A six-platform approach was the initially mooted idea, which was then scaled down to four owing to cost concerns - allowing for up to 15 NPR and HS2 trains per hour.

But the cancellation of HS2 means that capacity issues, which could have presented a problem for the below-ground station given the timetabling synchronisation needed with London Euston, now need no longer apply. And the originally costed proposal of just over £7bn could be less if new plans are moderated. However, Burnham is in no mood for this to happen. He has, for a long time, said that the capacity for Manchester Piccadilly’s new station should HS2 Phase 2 ever be resurrected. This would presumably also mean increasing capacity for any new line built between Manchester and Bradford. In the end, to fully realise the Manchester-Liverpool rail line and the further ambitions of Northern Powerhouse rail, it will come down to cost.

But for TfN’s Oldham, it’s important that it is also the right scheme, one that finally realises the potential of the region.

“The answer must be the right answer, and not an answer that relates to a timeline or to a budget. Of course, we all must work to budgets, we must get best value. But it’s too important to get wrong. “We have to strike that balance between getting things right and having the optimum scheme, making sure we have something that works well for Manchester, Liverpool, Warrington, Cheshire, but also the rest of the rail network.”

Chris Pike believes that the right solution should involve high-speed rail, but one that truly delivers to an ever-growing region.

“If connectivity is to be realised, we must look at the scale of high-speed options. There is an exponential relationship between speed and cost. The faster you go, the more expensive it’s going to be, and there is an argument to say do you need to run it 360kph [225mph, the estimated speed of HS2]?“Because if you dial that back and you look at the specification that you’re using, there are potentially some significant cost savings to be made.”
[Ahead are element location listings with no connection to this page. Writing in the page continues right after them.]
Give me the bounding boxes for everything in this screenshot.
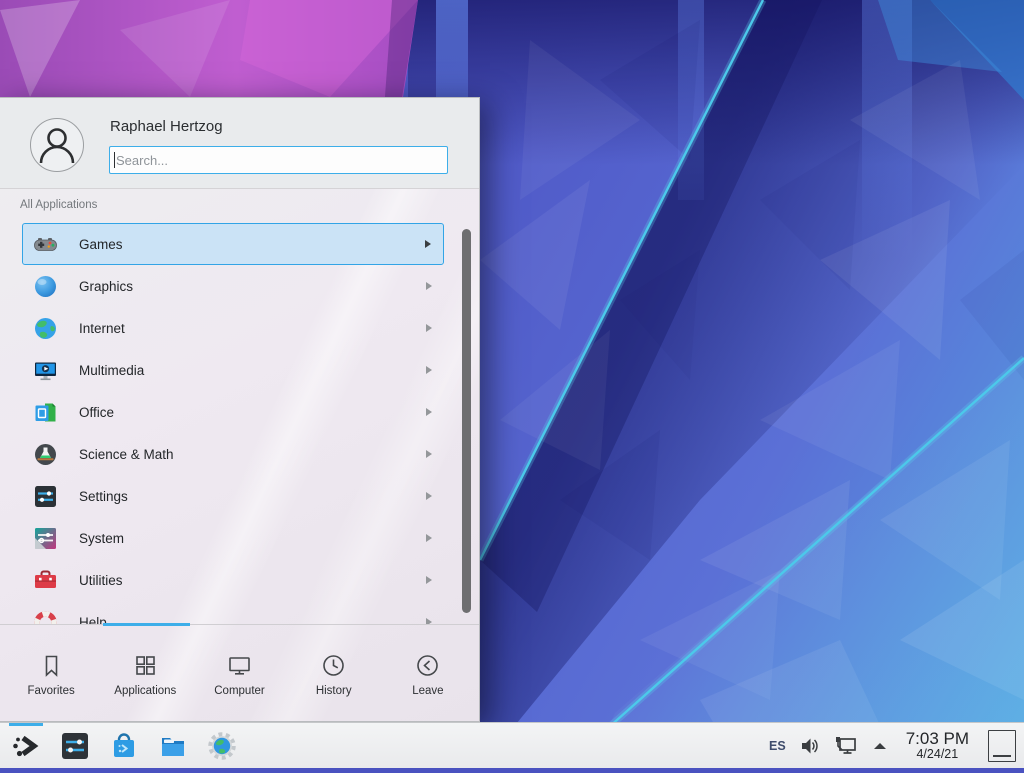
lifebuoy-icon xyxy=(32,609,59,625)
system-settings-icon xyxy=(59,730,91,762)
category-label: Internet xyxy=(79,321,125,336)
system-settings-launcher[interactable] xyxy=(57,723,93,768)
kde-launcher-icon xyxy=(9,729,43,763)
submenu-arrow-icon xyxy=(426,534,432,542)
clock-icon xyxy=(320,652,347,679)
tab-applications[interactable]: Applications xyxy=(98,652,192,697)
application-category-list: Games Graphics Internet xyxy=(22,223,444,624)
clock-date: 4/24/21 xyxy=(916,748,958,761)
clock-time: 7:03 PM xyxy=(906,730,969,748)
gamepad-icon xyxy=(32,231,59,258)
tab-label: Favorites xyxy=(27,685,74,697)
discover-bag-icon xyxy=(108,730,140,762)
text-caret xyxy=(114,152,115,168)
submenu-arrow-icon xyxy=(425,240,431,248)
volume-icon[interactable] xyxy=(799,736,821,756)
category-label: Games xyxy=(79,237,123,252)
category-item-multimedia[interactable]: Multimedia xyxy=(22,349,444,391)
folder-icon xyxy=(157,730,189,762)
category-item-internet[interactable]: Internet xyxy=(22,307,444,349)
keyboard-layout-indicator[interactable]: ES xyxy=(769,739,786,753)
tab-label: Leave xyxy=(412,685,443,697)
tab-favorites[interactable]: Favorites xyxy=(4,652,98,697)
category-item-games[interactable]: Games xyxy=(22,223,444,265)
submenu-arrow-icon xyxy=(426,408,432,416)
submenu-arrow-icon xyxy=(426,366,432,374)
media-screen-icon xyxy=(32,357,59,384)
category-item-office[interactable]: Office xyxy=(22,391,444,433)
leave-icon xyxy=(414,652,441,679)
launcher-header: Raphael Hertzog xyxy=(0,98,479,189)
category-item-utilities[interactable]: Utilities xyxy=(22,559,444,601)
submenu-arrow-icon xyxy=(426,324,432,332)
active-tab-indicator xyxy=(103,623,190,626)
discover-launcher[interactable] xyxy=(106,723,142,768)
toolbox-icon xyxy=(32,567,59,594)
taskbar-launchers xyxy=(8,723,240,768)
tabbar-separator xyxy=(0,624,479,625)
category-label: Science & Math xyxy=(79,447,174,462)
wired-network-icon[interactable] xyxy=(834,735,858,757)
sliders-icon xyxy=(32,483,59,510)
system-tray: ES 7:03 PM 4/24/21 xyxy=(769,723,1016,768)
person-icon xyxy=(31,119,83,171)
launcher-tab-bar: Favorites Applications Computer xyxy=(0,627,479,721)
tab-history[interactable]: History xyxy=(287,652,381,697)
category-label: System xyxy=(79,531,124,546)
category-item-science-math[interactable]: Science & Math xyxy=(22,433,444,475)
search-input[interactable] xyxy=(109,146,448,174)
application-launcher-button[interactable] xyxy=(8,723,44,768)
category-label: Utilities xyxy=(79,573,123,588)
submenu-arrow-icon xyxy=(426,282,432,290)
konqueror-globe-gear-icon xyxy=(206,730,238,762)
category-label: Multimedia xyxy=(79,363,144,378)
category-item-settings[interactable]: Settings xyxy=(22,475,444,517)
submenu-arrow-icon xyxy=(426,576,432,584)
tab-label: Computer xyxy=(214,685,265,697)
grid-icon xyxy=(132,652,159,679)
monitor-icon xyxy=(226,652,253,679)
web-browser-launcher[interactable] xyxy=(204,723,240,768)
user-name: Raphael Hertzog xyxy=(110,118,223,135)
digital-clock[interactable]: 7:03 PM 4/24/21 xyxy=(906,730,969,761)
show-desktop-button[interactable] xyxy=(988,730,1016,762)
category-item-graphics[interactable]: Graphics xyxy=(22,265,444,307)
expand-tray-arrow-icon[interactable] xyxy=(871,740,889,752)
submenu-arrow-icon xyxy=(426,492,432,500)
bookmark-icon xyxy=(38,652,65,679)
submenu-arrow-icon xyxy=(426,450,432,458)
sphere-icon xyxy=(32,273,59,300)
category-label: Settings xyxy=(79,489,128,504)
flask-icon xyxy=(32,441,59,468)
tab-label: History xyxy=(316,685,352,697)
taskbar-panel: ES 7:03 PM 4/24/21 xyxy=(0,722,1024,768)
category-item-system[interactable]: System xyxy=(22,517,444,559)
file-manager-launcher[interactable] xyxy=(155,723,191,768)
documents-icon xyxy=(32,399,59,426)
category-label: Office xyxy=(79,405,114,420)
system-sliders-icon xyxy=(32,525,59,552)
globe-icon xyxy=(32,315,59,342)
user-avatar xyxy=(30,118,84,172)
application-launcher-menu: Raphael Hertzog All Applications Games xyxy=(0,97,480,722)
tab-computer[interactable]: Computer xyxy=(192,652,286,697)
list-scrollbar[interactable] xyxy=(462,229,471,613)
tab-label: Applications xyxy=(114,685,176,697)
category-item-help[interactable]: Help xyxy=(22,601,444,624)
category-label: Graphics xyxy=(79,279,133,294)
tab-leave[interactable]: Leave xyxy=(381,652,475,697)
section-label: All Applications xyxy=(20,199,97,211)
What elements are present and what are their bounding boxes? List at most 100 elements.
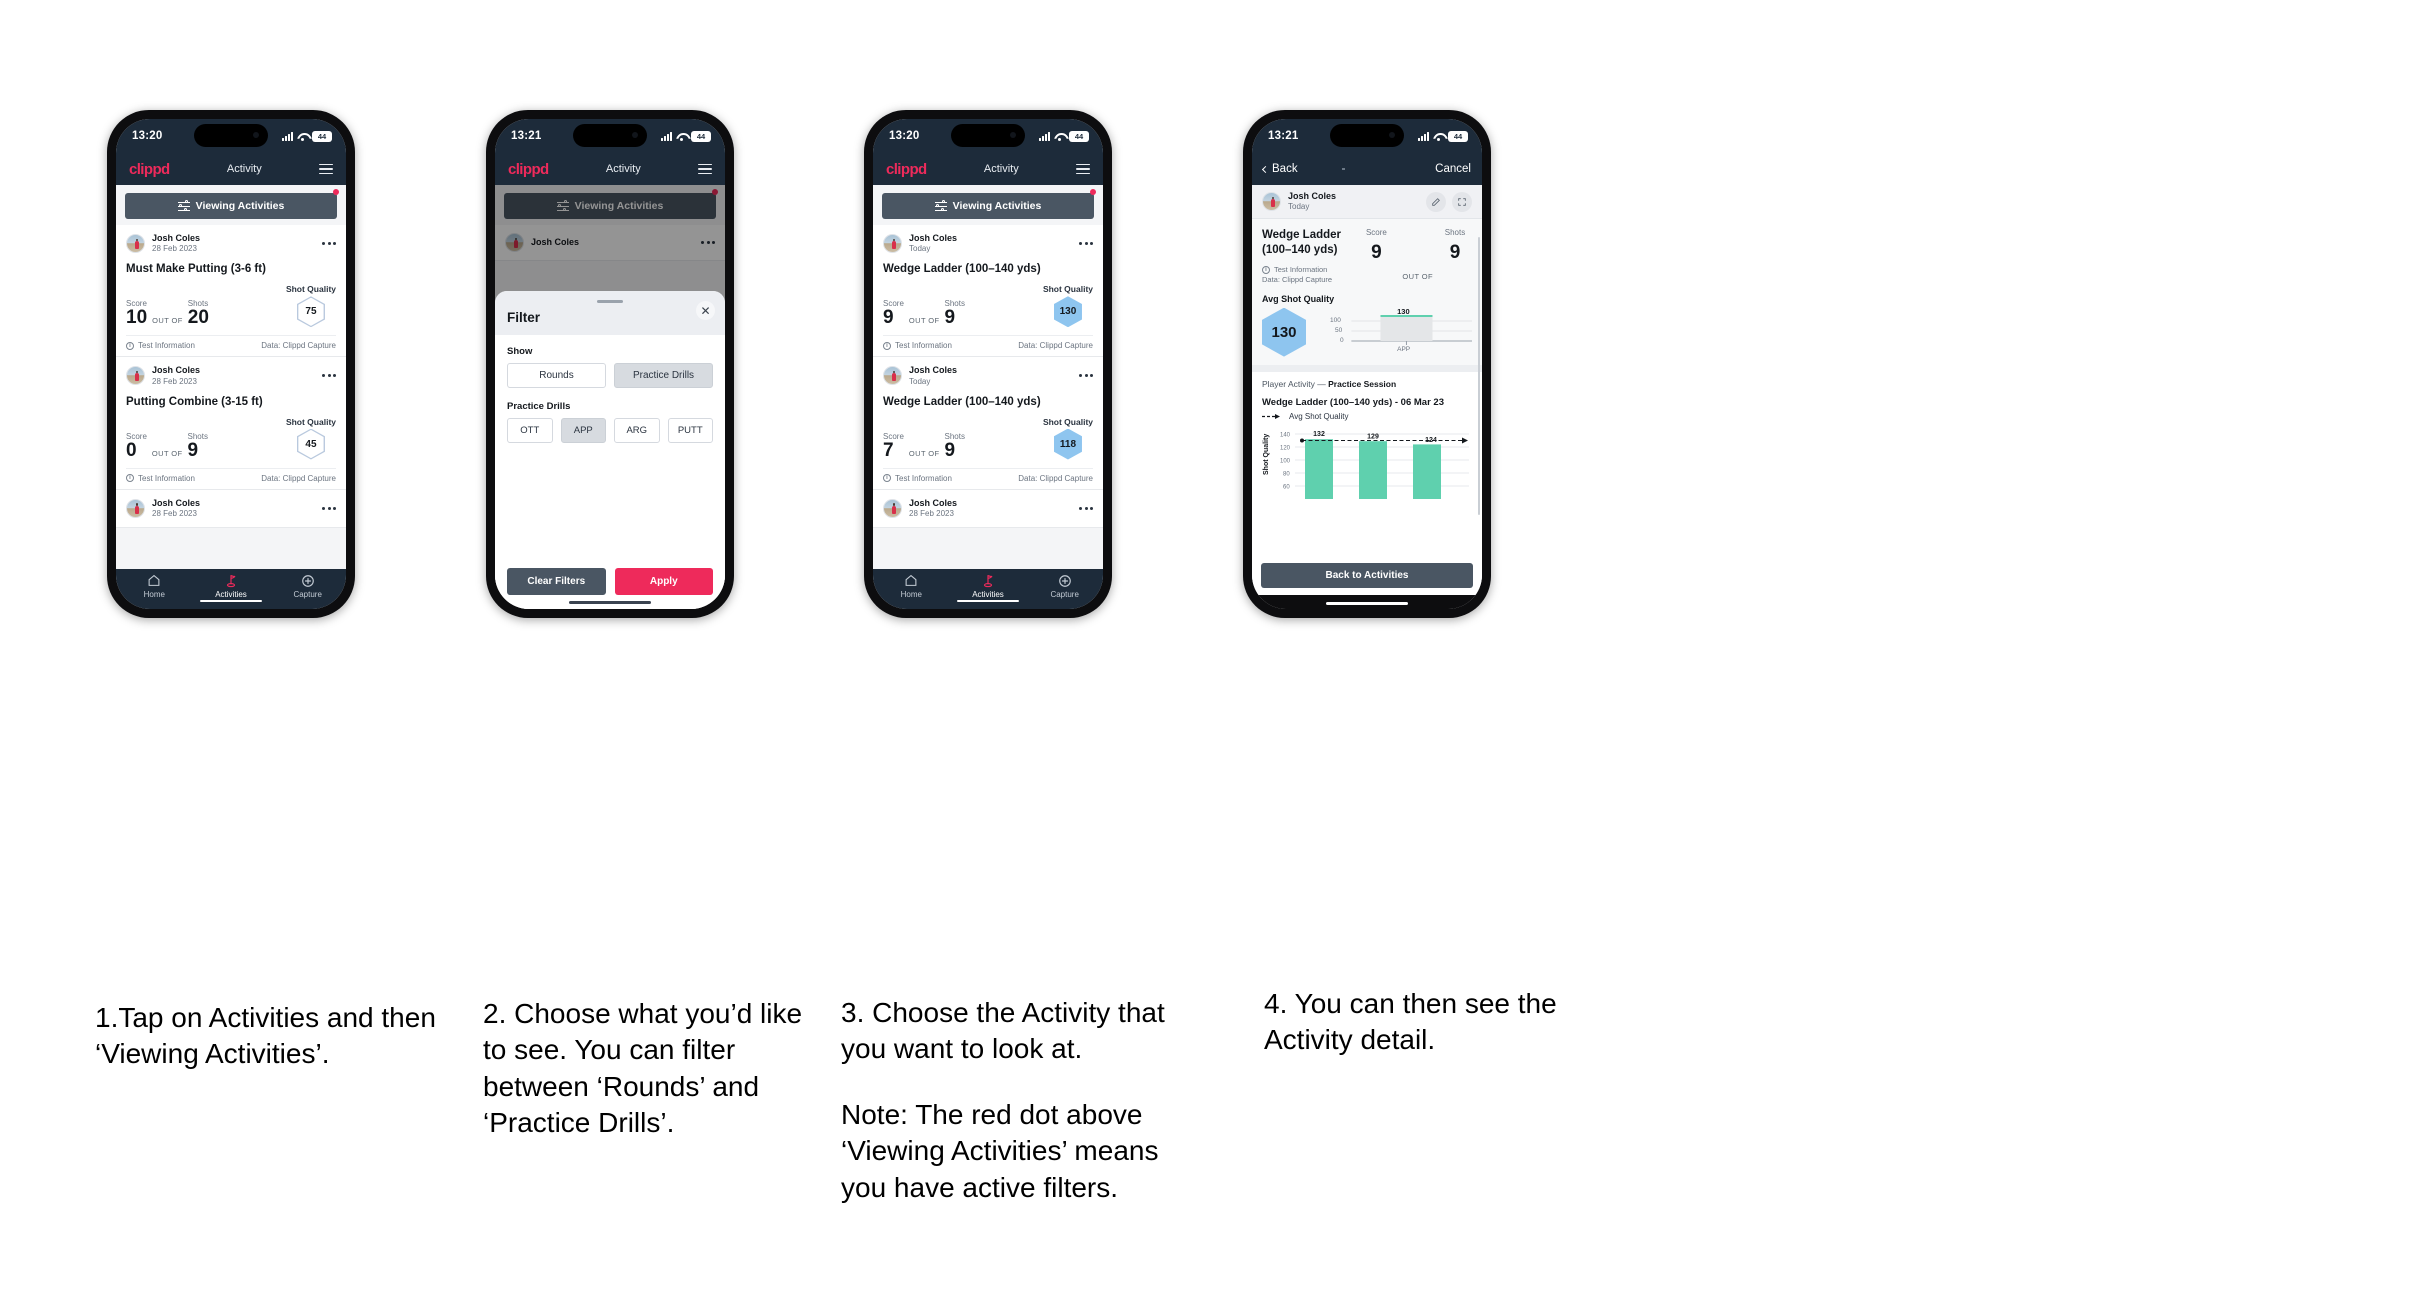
activity-card[interactable]: Josh Coles 28 Feb 2023 [873, 489, 1103, 528]
filter-chip-app[interactable]: APP [560, 418, 606, 443]
dynamic-island [194, 124, 268, 147]
shots-value: 9 [944, 307, 956, 329]
tab-capture-label: Capture [293, 590, 322, 599]
player-activity-value: Practice Session [1328, 379, 1397, 390]
tab-home[interactable]: Home [116, 573, 193, 599]
filter-chip-rounds[interactable]: Rounds [507, 363, 606, 388]
mini-bar-value: 130 [1397, 307, 1410, 317]
tab-capture[interactable]: Capture [1026, 573, 1103, 599]
hamburger-icon[interactable] [1075, 163, 1090, 175]
bottom-nav: Home Activities Capture [116, 569, 346, 609]
filter-chip-arg[interactable]: ARG [614, 418, 660, 443]
apply-button[interactable]: Apply [614, 568, 713, 595]
active-tab-indicator [957, 600, 1019, 602]
wifi-icon [1433, 132, 1444, 141]
detail-title-line2: (100–140 yds) [1262, 244, 1338, 257]
out-of-label: OUT OF [1402, 272, 1433, 282]
data-source-label: Data: Clippd Capture [1018, 473, 1093, 483]
avatar [883, 234, 902, 254]
sheet-grabber[interactable] [597, 300, 623, 303]
tab-home[interactable]: Home [873, 573, 950, 599]
svg-text:60: 60 [1283, 485, 1290, 491]
info-icon: i [883, 474, 891, 482]
activity-date: 28 Feb 2023 [909, 508, 954, 518]
filter-chip-putt[interactable]: PUTT [667, 418, 713, 443]
activity-title: Must Make Putting (3-6 ft) [126, 263, 266, 276]
scrollbar[interactable] [1478, 237, 1480, 515]
active-filters-dot [333, 189, 339, 195]
card-menu-icon[interactable] [1079, 374, 1093, 378]
tab-activities[interactable]: Activities [950, 573, 1027, 599]
page-title: Activity [983, 163, 1019, 175]
close-icon[interactable]: ✕ [696, 301, 715, 320]
tab-capture-label: Capture [1050, 590, 1079, 599]
filter-title: Filter [507, 310, 541, 325]
tab-activities-label: Activities [972, 590, 1004, 599]
activity-detail: Josh Coles Today Wedge Ladder (100–140 y… [1252, 185, 1482, 559]
back-to-activities-label: Back to Activities [1325, 570, 1409, 581]
legend-label: Avg Shot Quality [1289, 412, 1349, 422]
shot-quality-value: 75 [298, 297, 324, 326]
data-source-label: Data: Clippd Capture [1262, 275, 1333, 285]
clear-filters-button[interactable]: Clear Filters [507, 568, 606, 595]
back-to-activities-button[interactable]: Back to Activities [1261, 563, 1473, 588]
data-source-label: Data: Clippd Capture [1018, 341, 1093, 351]
card-menu-icon[interactable] [322, 374, 336, 378]
cancel-button[interactable]: Cancel [1435, 163, 1471, 175]
hamburger-icon[interactable] [697, 163, 712, 175]
filter-chip-practice-drills[interactable]: Practice Drills [614, 363, 713, 388]
active-tab-indicator [200, 600, 262, 602]
caption-step-3a: 3. Choose the Activity that you want to … [841, 997, 1165, 1065]
activity-card[interactable]: Josh Coles Today Wedge Ladder (100–140 y… [873, 357, 1103, 490]
activities-list: Viewing Activities Josh Coles Today Wedg… [873, 185, 1103, 569]
back-button[interactable]: Back [1261, 163, 1298, 175]
tab-activities-label: Activities [215, 590, 247, 599]
cancel-label: Cancel [1435, 163, 1471, 175]
activity-title: Wedge Ladder (100–140 yds) [883, 395, 1041, 408]
shot-quality-badge: 75 [296, 296, 325, 328]
home-indicator [1326, 601, 1408, 605]
score-label: Score [1365, 228, 1387, 238]
card-menu-icon[interactable] [1079, 506, 1093, 510]
activity-card[interactable]: Josh Coles 28 Feb 2023 [116, 489, 346, 528]
out-of-label: OUT OF [908, 448, 940, 458]
card-menu-icon[interactable] [322, 506, 336, 510]
viewing-activities-button[interactable]: Viewing Activities [125, 193, 337, 219]
status-time: 13:21 [1268, 130, 1299, 142]
hamburger-icon[interactable] [318, 163, 333, 175]
filter-sliders-icon [177, 199, 190, 212]
activity-card[interactable]: Josh Coles Today Wedge Ladder (100–140 y… [873, 225, 1103, 358]
fullscreen-icon[interactable] [1452, 191, 1472, 212]
status-time: 13:20 [132, 130, 163, 142]
apply-label: Apply [649, 576, 678, 587]
avatar [1262, 192, 1281, 212]
avg-shot-quality-value: 130 [1271, 323, 1297, 341]
pencil-icon[interactable] [1426, 191, 1446, 212]
home-indicator [569, 600, 651, 604]
shot-quality-bar-chart: Shot Quality 140 120 100 80 60 132 129 1… [1263, 431, 1469, 500]
dynamic-island [573, 124, 647, 147]
activity-card[interactable]: Josh Coles 28 Feb 2023 Must Make Putting… [116, 225, 346, 358]
viewing-activities-button[interactable]: Viewing Activities [882, 193, 1094, 219]
svg-text:120: 120 [1280, 446, 1291, 452]
tutorial-sheet: 13:20 44 clippd Activity Viewing Activit… [0, 0, 2423, 1303]
filter-chip-ott[interactable]: OTT [507, 418, 553, 443]
status-bar: 13:21 44 [1252, 119, 1482, 153]
clippd-logo[interactable]: clippd [508, 161, 549, 178]
detail-nav-bar: Back Cancel [1252, 153, 1482, 185]
battery-icon: 44 [312, 130, 332, 142]
tab-activities[interactable]: Activities [193, 573, 270, 599]
clippd-logo[interactable]: clippd [129, 161, 170, 178]
tab-capture[interactable]: Capture [269, 573, 346, 599]
mini-ytick-50: 50 [1335, 327, 1343, 335]
test-information-label: Test Information [138, 341, 195, 351]
activity-card[interactable]: Josh Coles 28 Feb 2023 Putting Combine (… [116, 357, 346, 490]
svg-text:129: 129 [1367, 434, 1379, 441]
shot-quality-label: Shot Quality [1042, 416, 1093, 427]
activity-title: Wedge Ladder (100–140 yds) [883, 263, 1041, 276]
score-value: 7 [883, 439, 894, 461]
card-menu-icon[interactable] [322, 242, 336, 246]
card-menu-icon[interactable] [1079, 242, 1093, 246]
score-value: 10 [126, 307, 148, 329]
clippd-logo[interactable]: clippd [886, 161, 927, 178]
With the correct specification, it could improve speed, capacity, and connectivity. According to Spruce, some part of the issue with cost is down to how it is communicated. “We need to explain projects to the public in terms of outcomes, like cleaner air and better transport links between cities, instead of measuring everything in terms of cost.”

Nobody wants to see this project fail and the chance to create the building blocks for a truly connected North are now starting to take shape. If the region and government is going to realise this dream, then they will have to do something they haven’t done very well over the past few years - work together.